We do spend a lot of time together, Oliver and I. I sometimes wake up early, with the sun and him though he knows not and I watch him dress and he leaves to the Quidditch pitch. I dress quickly and fallow. He has never caught on to my sneaking around. He enters the Quidditch pitch and I quietly sneak up to the bleachers and sit in the corner of them and just watch him fly around the stadium. It must be fun to fly, to lose all your thoughts and just fly. Its as close as you could probably get to being free. His face lights up with joy as he flies around. He is magnificent, his lean torso, muscular arms and legs. He swerves in-between his goals and then of to the other side to do the same. Sometimes I wish I was daring enough to take one of Fred or George's' brooms and fly with him. Just to know what it feels like. What it feels like to be free. To not think of anything. Not what people would think if they found out, what people think of me now.

Did you know? After Fred and George had gotten tired of teasing me, George told me something, when no one was around. You wouldn't believe what he said. I don't know if I should take him for serious. But he seemed to mean it, he did indeed seem to mean every word. He told me that he thought I was just the right person for him. I was shocked. Did he know? 'How' did he know. How would he know anything about Oliver? My heart flew a million miles an hour. I suddenly had a nervous feeling in my stomach, like a dozen snitches in my stomach. He told me that he was lonely just like me. Then he had winked and disappeared after Fred. He never brought the subject up again. Thankfully and it didn't look like he had told anyone else. I presumed Fred knew also. I'm not sure if I should believe him, but this time he seemed so truthful.

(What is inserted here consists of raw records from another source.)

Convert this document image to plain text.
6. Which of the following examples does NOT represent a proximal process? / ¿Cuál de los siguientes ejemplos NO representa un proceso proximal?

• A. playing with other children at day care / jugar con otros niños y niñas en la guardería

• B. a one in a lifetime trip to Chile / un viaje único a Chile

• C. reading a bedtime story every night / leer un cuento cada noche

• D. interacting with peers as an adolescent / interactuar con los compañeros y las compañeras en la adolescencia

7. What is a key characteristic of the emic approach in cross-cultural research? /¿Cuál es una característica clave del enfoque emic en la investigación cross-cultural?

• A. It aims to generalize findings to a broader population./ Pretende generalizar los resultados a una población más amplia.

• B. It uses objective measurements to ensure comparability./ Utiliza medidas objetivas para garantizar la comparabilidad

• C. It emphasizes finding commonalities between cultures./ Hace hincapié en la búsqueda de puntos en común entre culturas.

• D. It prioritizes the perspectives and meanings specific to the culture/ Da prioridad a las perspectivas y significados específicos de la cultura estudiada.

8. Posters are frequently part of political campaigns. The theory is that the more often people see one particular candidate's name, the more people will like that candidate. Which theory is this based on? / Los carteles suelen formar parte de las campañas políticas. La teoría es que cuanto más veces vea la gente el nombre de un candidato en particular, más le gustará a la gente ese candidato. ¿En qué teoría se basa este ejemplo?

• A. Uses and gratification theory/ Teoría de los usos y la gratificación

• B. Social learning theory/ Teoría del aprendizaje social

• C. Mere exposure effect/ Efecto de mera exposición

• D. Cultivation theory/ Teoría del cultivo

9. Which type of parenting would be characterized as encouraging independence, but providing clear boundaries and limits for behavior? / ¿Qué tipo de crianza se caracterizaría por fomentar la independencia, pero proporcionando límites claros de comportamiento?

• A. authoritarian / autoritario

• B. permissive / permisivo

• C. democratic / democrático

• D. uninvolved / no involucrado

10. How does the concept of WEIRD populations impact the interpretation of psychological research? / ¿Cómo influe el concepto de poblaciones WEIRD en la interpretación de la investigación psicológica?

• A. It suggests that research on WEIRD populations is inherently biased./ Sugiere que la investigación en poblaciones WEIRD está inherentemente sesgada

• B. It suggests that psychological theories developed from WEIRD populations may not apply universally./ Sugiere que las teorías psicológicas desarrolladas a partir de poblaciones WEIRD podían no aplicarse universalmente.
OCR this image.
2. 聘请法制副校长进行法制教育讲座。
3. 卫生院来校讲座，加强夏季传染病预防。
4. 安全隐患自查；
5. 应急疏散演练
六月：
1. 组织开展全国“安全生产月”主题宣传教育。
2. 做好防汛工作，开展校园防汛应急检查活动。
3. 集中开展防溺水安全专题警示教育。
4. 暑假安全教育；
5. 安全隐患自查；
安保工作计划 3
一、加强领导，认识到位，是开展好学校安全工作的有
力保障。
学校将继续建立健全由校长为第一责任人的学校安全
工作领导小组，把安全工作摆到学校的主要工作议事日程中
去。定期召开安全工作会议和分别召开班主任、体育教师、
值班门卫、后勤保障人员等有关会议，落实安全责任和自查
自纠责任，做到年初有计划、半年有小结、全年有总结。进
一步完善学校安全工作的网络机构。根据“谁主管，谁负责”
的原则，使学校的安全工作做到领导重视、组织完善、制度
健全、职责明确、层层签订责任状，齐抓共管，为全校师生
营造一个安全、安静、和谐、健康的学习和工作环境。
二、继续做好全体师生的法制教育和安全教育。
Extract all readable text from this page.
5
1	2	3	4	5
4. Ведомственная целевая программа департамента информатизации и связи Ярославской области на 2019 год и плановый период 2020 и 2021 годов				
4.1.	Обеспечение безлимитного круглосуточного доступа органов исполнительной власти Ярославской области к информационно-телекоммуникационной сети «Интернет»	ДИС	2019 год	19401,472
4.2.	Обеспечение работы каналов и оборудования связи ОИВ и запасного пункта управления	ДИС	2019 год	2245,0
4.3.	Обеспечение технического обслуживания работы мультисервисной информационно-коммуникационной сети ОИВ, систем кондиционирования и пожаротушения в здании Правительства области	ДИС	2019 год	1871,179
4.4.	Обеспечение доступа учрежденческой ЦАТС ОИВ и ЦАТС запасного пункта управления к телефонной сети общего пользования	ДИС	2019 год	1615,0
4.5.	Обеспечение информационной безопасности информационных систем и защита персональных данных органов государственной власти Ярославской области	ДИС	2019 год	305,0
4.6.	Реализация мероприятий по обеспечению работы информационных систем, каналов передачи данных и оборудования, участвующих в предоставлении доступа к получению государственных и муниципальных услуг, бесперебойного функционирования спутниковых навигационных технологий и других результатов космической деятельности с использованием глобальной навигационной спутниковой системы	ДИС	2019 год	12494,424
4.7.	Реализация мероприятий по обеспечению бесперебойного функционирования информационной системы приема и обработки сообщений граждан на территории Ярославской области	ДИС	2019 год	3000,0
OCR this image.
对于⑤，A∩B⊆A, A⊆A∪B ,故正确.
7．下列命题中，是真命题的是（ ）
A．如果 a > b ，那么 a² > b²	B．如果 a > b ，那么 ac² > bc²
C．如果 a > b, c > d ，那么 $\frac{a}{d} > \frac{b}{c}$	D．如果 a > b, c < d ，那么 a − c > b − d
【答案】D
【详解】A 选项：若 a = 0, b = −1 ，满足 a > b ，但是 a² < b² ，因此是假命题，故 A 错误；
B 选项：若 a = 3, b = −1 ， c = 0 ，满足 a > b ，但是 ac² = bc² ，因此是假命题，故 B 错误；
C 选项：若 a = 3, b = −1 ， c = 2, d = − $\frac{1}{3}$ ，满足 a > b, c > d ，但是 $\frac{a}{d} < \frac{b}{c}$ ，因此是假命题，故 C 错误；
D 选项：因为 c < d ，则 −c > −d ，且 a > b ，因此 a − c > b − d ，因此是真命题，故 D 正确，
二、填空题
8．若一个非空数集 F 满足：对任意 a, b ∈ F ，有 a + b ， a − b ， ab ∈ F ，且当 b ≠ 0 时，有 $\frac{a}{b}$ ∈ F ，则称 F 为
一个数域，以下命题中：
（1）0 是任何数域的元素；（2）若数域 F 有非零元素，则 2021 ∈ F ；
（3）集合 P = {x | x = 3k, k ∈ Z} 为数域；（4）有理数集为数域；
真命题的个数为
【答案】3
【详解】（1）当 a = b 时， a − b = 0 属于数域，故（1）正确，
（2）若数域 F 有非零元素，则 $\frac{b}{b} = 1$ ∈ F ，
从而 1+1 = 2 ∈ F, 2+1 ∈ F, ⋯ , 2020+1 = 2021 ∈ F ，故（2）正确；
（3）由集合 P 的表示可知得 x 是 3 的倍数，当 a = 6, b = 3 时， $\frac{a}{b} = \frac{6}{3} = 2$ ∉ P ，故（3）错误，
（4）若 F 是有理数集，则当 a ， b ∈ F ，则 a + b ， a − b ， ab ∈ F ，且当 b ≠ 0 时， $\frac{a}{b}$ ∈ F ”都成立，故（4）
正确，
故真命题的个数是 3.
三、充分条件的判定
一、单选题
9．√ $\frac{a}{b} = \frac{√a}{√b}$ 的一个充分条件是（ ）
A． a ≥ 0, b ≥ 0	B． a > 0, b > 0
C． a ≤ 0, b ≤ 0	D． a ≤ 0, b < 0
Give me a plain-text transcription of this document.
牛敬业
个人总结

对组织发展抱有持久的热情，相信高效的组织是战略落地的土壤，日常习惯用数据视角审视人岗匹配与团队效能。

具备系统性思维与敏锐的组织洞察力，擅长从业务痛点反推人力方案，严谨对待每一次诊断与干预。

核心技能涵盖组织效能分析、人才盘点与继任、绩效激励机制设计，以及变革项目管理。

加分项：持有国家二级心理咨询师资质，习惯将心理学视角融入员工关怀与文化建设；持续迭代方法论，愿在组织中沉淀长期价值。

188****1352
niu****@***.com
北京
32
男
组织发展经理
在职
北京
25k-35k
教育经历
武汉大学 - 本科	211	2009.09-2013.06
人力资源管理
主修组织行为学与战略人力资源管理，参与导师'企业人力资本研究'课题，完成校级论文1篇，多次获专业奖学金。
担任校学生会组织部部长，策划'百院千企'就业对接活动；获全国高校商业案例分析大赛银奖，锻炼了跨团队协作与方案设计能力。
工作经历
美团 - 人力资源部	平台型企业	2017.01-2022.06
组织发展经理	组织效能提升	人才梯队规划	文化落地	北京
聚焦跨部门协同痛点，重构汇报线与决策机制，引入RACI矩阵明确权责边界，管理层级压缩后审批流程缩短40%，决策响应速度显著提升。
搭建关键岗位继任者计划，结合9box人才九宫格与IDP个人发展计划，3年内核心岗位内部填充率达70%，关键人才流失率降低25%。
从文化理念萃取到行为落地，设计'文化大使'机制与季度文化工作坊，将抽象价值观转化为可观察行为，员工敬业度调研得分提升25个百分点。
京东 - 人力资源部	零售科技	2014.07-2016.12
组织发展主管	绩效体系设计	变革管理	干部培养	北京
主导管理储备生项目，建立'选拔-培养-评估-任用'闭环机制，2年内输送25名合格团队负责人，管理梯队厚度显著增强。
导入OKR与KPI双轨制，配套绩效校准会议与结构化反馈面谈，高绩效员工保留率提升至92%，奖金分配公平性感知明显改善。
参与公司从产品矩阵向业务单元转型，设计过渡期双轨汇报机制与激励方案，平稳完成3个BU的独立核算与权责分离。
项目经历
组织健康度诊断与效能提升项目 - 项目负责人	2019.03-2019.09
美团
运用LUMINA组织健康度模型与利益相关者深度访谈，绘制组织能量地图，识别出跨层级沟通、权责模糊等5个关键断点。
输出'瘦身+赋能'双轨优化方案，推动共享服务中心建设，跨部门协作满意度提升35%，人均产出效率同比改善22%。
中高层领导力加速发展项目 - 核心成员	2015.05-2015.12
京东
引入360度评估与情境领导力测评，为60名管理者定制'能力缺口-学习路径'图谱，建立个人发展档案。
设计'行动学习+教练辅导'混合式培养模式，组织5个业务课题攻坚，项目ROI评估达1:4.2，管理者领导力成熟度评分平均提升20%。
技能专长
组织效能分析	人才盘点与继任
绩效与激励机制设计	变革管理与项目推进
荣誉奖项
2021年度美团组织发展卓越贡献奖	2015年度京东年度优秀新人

I think I should trust him, just this once. I'm over myself with happiness. Just the thought that someone else thinks I'm right for him, someone else knows and I didn't have to tell him. But then again. 'How' had they known. Was he really that easy to read? Was it that obvious that he was beside him self with love for another man? I'm not sure. Its so confusing. I want to tell him, but the fear of being rejected is so great, I don't know if I could handle it. To be rejected would be pear torture for me. But... Its so hard... Does everyone have this much trouble with love?

I shall tell him, I think. When we graduate. I shall work on building up my courage and I will tell him.

I will tell Oliver Wood that I love him. And I will live, what ever his response. To that I end this.